Effects of nutrient and light availability on nitrogen fixation in tropical dry forest legume seedlings

Background/Question/Methods

Recent theoretical models suggest that nitrogen (N) fixation is subject to environmental variables beyond soil N availability, yet there are few empirical data that test this. Evidence suggests that tropical dry forests are not N deficient. Given the ubiquity of legume trees in this ecosystem, symbiotic fixation by individual trees should be down-regulated. We tested the hypothesis that symbiotic fixation in tropical legume trees responds to changes in light and nutrient availability. Seedlings of four dry forest N-fixing legume species and one non-N-fixing legume were grown in a shadehouse for 6 months in a mixture of forest soil and sand.  After the third month, two treatments of light availability and fertilization (+NP, +N, +P, no nutrients) were applied (N=10 replicates per treatment and species). The response variables that we measured were: photosynthetic rates, growth rates, final biomass partitioning, nodule biomass, nodule activity via the acetylene reduction method, leaf C and N, and foliar ¹⁵N. We expected to find nodulation repressed in N-fertilized seedlings and enhanced in P-fertilized seedlings. Because local light availability can pay off the costs of fixation, we expected that legumes would fix more in the high light treatment.

Results/Conclusions

Total seedling biomass ranged from 0.20 to 612.93 g. Nodule biomass varied between 0 and 948 mg. The average height growth rate was 0.45 cm day^-1, with a maximum of 3.3 cm day^-1. Photosynthetic rates ranged from 5.58 to 29.66 µmol m^-2 s^-1. Nodule biomass was affected by both nutrient and light treatments (P < 0.0001) and the interaction between these variables and species was significant. As expected, the lowest nodulation was found in seedlings fertilized with N only and highest in seedlings that received P. The seedlings that received N and P had similar nodule biomass to the seedlings that did not receive any nutrients.
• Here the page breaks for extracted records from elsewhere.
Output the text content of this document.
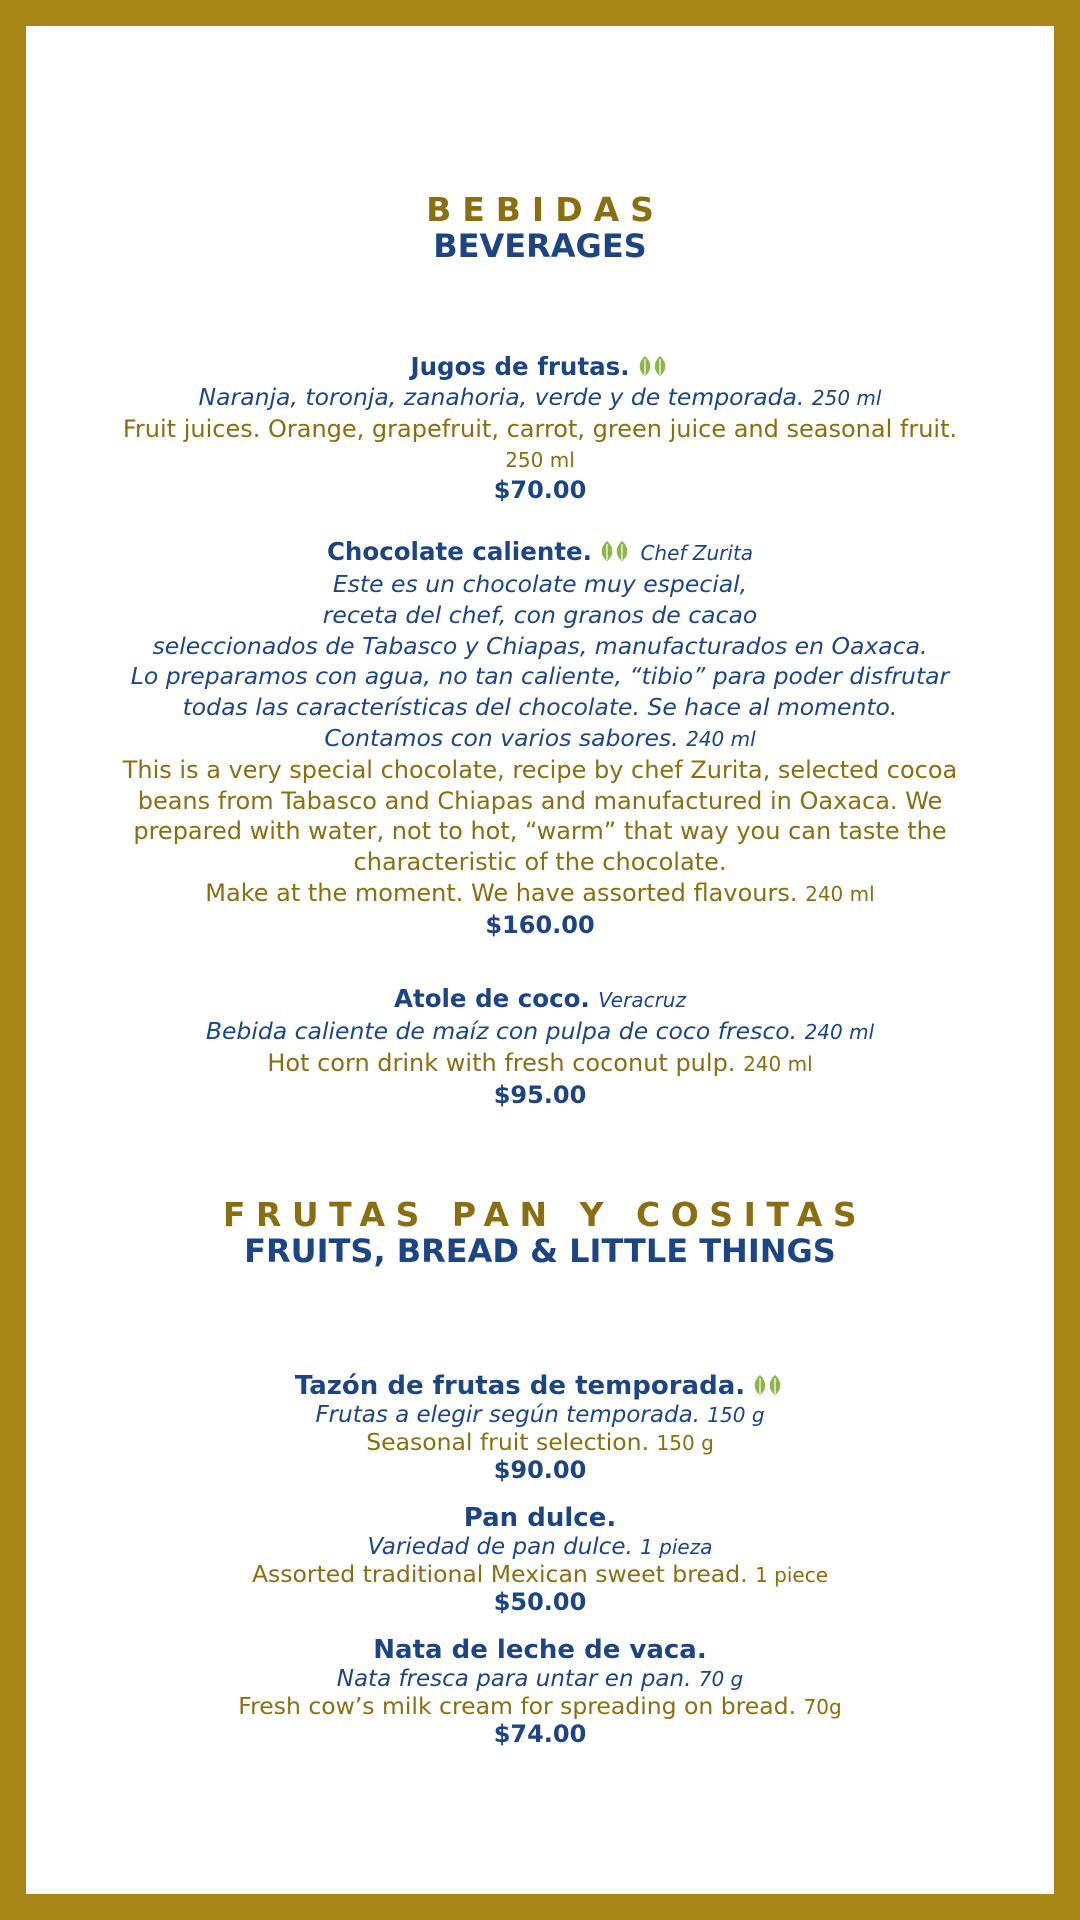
BEBIDAS
BEVERAGES
Jugos de frutas.
Naranja, toronja, zanahoria, verde y de temporada. 250 ml
Fruit juices. Orange, grapefruit, carrot, green juice and seasonal fruit.
250 ml
$70.00
Chocolate caliente. Chef Zurita
Este es un chocolate muy especial,
receta del chef, con granos de cacao
seleccionados de Tabasco y Chiapas, manufacturados en Oaxaca.
Lo preparamos con agua, no tan caliente, “tibio” para poder disfrutar
todas las características del chocolate. Se hace al momento.
Contamos con varios sabores. 240 ml
This is a very special chocolate, recipe by chef Zurita, selected cocoa
beans from Tabasco and Chiapas and manufactured in Oaxaca. We
prepared with water, not to hot, “warm” that way you can taste the
characteristic of the chocolate.
Make at the moment. We have assorted flavours. 240 ml
$160.00
Atole de coco. Veracruz
Bebida caliente de maíz con pulpa de coco fresco. 240 ml
Hot corn drink with fresh coconut pulp. 240 ml
$95.00
FRUTAS PAN Y COSITAS
FRUITS, BREAD & LITTLE THINGS
Tazón de frutas de temporada.
Frutas a elegir según temporada. 150 g
Seasonal fruit selection. 150 g
$90.00
Pan dulce.
Variedad de pan dulce. 1 pieza
Assorted traditional Mexican sweet bread. 1 piece
$50.00
Nata de leche de vaca.
Nata fresca para untar en pan. 70 g
Fresh cow’s milk cream for spreading on bread. 70g
$74.00
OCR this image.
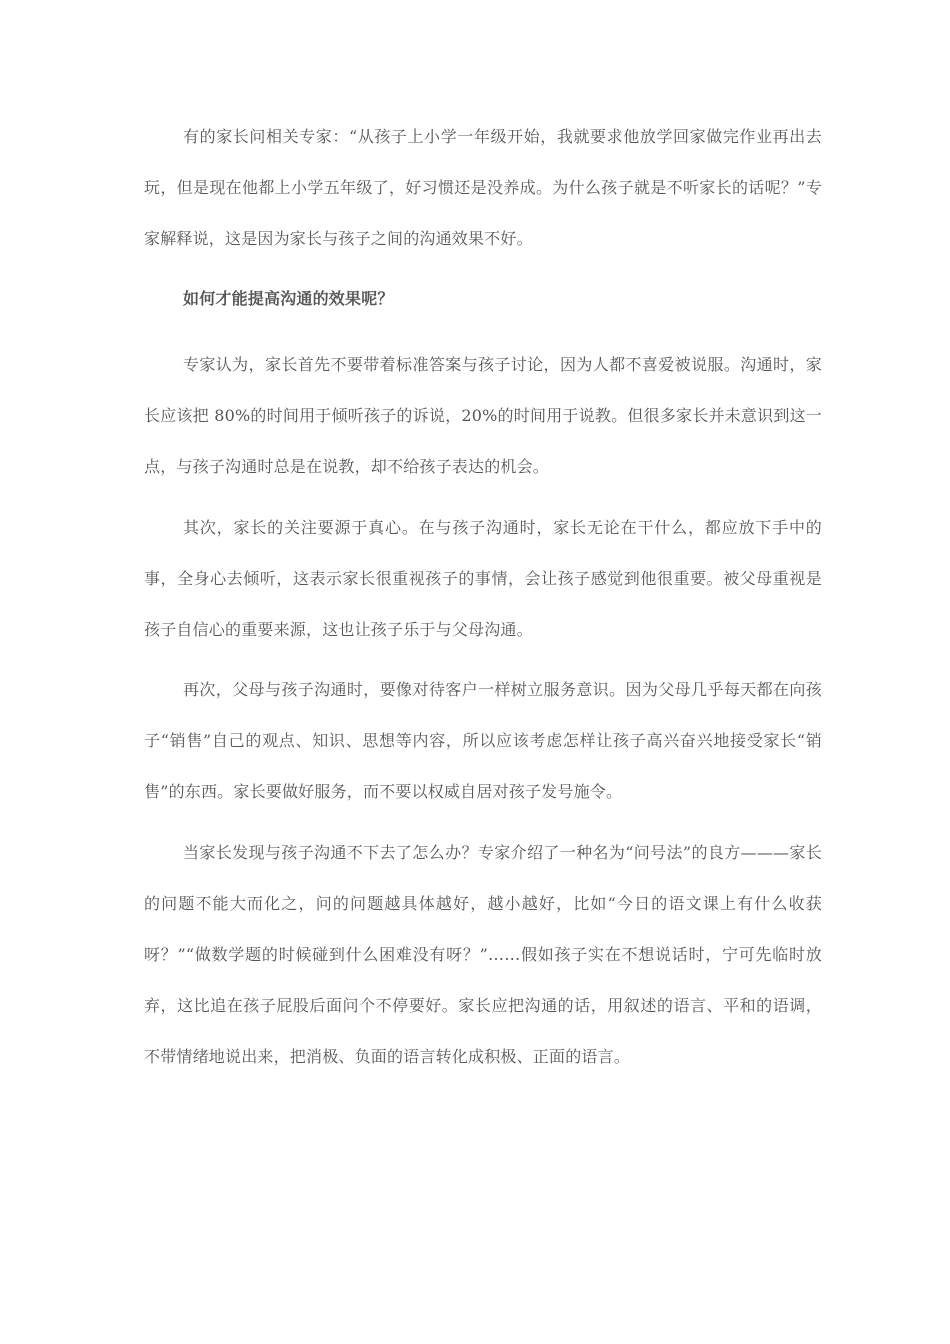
有的家长问相关专家：“从孩子上小学一年级开始，我就要求他放学回家做完作业再出去玩，但是现在他都上小学五年级了，好习惯还是没养成。为什么孩子就是不听家长的话呢？”专家解释说，这是因为家长与孩子之间的沟通效果不好。

如何才能提高沟通的效果呢？

专家认为，家长首先不要带着标准答案与孩子讨论，因为人都不喜爱被说服。沟通时，家长应该把 80%的时间用于倾听孩子的诉说，20%的时间用于说教。但很多家长并未意识到这一点，与孩子沟通时总是在说教，却不给孩子表达的机会。

其次，家长的关注要源于真心。在与孩子沟通时，家长无论在干什么，都应放下手中的事，全身心去倾听，这表示家长很重视孩子的事情，会让孩子感觉到他很重要。被父母重视是孩子自信心的重要来源，这也让孩子乐于与父母沟通。

再次，父母与孩子沟通时，要像对待客户一样树立服务意识。因为父母几乎每天都在向孩子“销售”自己的观点、知识、思想等内容，所以应该考虑怎样让孩子高兴奋兴地接受家长“销售”的东西。家长要做好服务，而不要以权威自居对孩子发号施令。

当家长发现与孩子沟通不下去了怎么办？专家介绍了一种名为“问号法”的良方———家长的问题不能大而化之，问的问题越具体越好，越小越好，比如“今日的语文课上有什么收获呀？”“做数学题的时候碰到什么困难没有呀？”……假如孩子实在不想说话时，宁可先临时放弃，这比追在孩子屁股后面问个不停要好。家长应把沟通的话，用叙述的语言、平和的语调，不带情绪地说出来，把消极、负面的语言转化成积极、正面的语言。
Nutrients also had an effect on total seedling biomass (P < 0.0001) with a significant interaction with species. The light treatments had an effect on the variation in the photosynthetic rates (< 0.01), with a significant interaction with species (< 0.05). In conclusion, our data support the hypothesis that multiple factors including light and soil nutrient availability interact to control N fixation, but that the strength of these drivers varies with species.